Spires-Jones said that while the data from the lab experiments was "promising" it was "much less robust" than the large observational study of insurance claims in the paper.

"While these data are interesting scientifically, based on this study, I would not rush out to start taking sildenafil as a prevention for Alzheimer's disease," she said.

Dr. Jack Auty, a medical sciences lecture at the University of Tasmania in Australia, described the paper as "fantastic" saying it is an "excellent example of the future of medical research."

"It uses sophisticated statistical methods to combine large, publicly available datasets to generate the paper's hypothesis," he said. "The datasets include RNA sequencing datasets, which essentially tell us which genes are turned off and which genes are turned up to 11 in animal models of Alzheimer's disease. As well as drug-target databases which tells us which pathways drugs interact with.

"This is exciting stuff. But we need further research. In the field of Alzheimer's disease research, we have been excited by many drugs over the years, only to have our hopes dashed in clinical trials. I will be following this research group and the research around sildenafil closely."

Auty also said the research has several caveats, many of which are acknowledged by the authors. Among the limitations in the insurance data, for example, are hidden variables.

"These are sneaky things we can't measure that may explain the effect we are seeing," Auty said. "In this case there are many potential hidden variables. For example, walking slower has been associated with increased risk of a dementia diagnosis. Not because walking faster prevents dementia, it is because walking speed correlates with health.

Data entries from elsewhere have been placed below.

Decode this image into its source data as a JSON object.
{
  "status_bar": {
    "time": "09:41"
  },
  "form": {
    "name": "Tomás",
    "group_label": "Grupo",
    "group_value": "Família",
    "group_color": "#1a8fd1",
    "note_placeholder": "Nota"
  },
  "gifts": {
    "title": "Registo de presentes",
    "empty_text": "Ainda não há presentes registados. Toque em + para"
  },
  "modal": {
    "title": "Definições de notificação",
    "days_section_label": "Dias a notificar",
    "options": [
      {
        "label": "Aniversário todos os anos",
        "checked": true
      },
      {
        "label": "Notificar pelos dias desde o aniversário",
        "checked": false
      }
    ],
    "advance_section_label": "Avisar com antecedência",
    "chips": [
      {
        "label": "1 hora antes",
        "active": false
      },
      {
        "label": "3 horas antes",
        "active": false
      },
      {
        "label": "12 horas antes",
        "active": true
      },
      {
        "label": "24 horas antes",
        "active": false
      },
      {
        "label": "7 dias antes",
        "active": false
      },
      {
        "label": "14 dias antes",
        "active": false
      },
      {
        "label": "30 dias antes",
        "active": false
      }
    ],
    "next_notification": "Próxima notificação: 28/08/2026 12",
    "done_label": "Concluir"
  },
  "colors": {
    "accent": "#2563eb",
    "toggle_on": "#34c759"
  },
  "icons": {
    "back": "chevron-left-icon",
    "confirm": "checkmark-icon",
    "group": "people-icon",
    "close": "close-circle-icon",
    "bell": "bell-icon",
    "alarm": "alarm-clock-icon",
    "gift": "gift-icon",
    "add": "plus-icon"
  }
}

"Now replace walking with sex life. Previous research has shown that people with the early signs of Alzheimer's disease are, on average, less sexually active. So sildenafil use could be a spurious correlation—also known as a 'red herring.' They did try to control for this by looking into patients with pulmonary hypertension, which is sometimes treated with sildenafil. However, this group did not have a statistically significant decreased risk in Alzheimer's disease."

And lastly, in the lab nerve cell experiments, the researchers used concentrations of the drug that are around 100 times that achieved when you take a pill, Auty said.

Dr. Mark Dallas, an associate professor in cellular neuroscience at the University of Reading in England, said the findings of the latest study again suggest sildenafil is a "possible weapon" in the armoury against the disease, although it does not prove it is the "silver bullet."

"Sildenafil has already been trialled with a small number of people and it's not the first time it's been identified as a potential treatment, but this study certainly adds to the calls for further clinical trials to find out its true value for Alzheimer's," he said.

Among those who were less enthused by the study was Robert Howard, a professor of old age psychiatry at University College London.

"The authors... failed to excite me. Association does not imply causation and one only has to pause for a moment to consider the characteristics of older men who consult with their doctor for drug treatment of erectile dysfunction to understand why they might already be different from someone in the pre-symptomatic stages of Alzheimer's disease," he said.

"Whilst a randomised clinical trial would be the definitive way to investigate whether the drug can prevent or slow dementia, more sophisticated epidemiological studies would be almost as informative. For example, it would be helpful to control better for wealth and educational levels—which are associated with both increased use of sildenafil and reduced risk of Alzheimer's disease—and to look to see if the apparently protective effects of the drug increase or decrease with longer follow-up."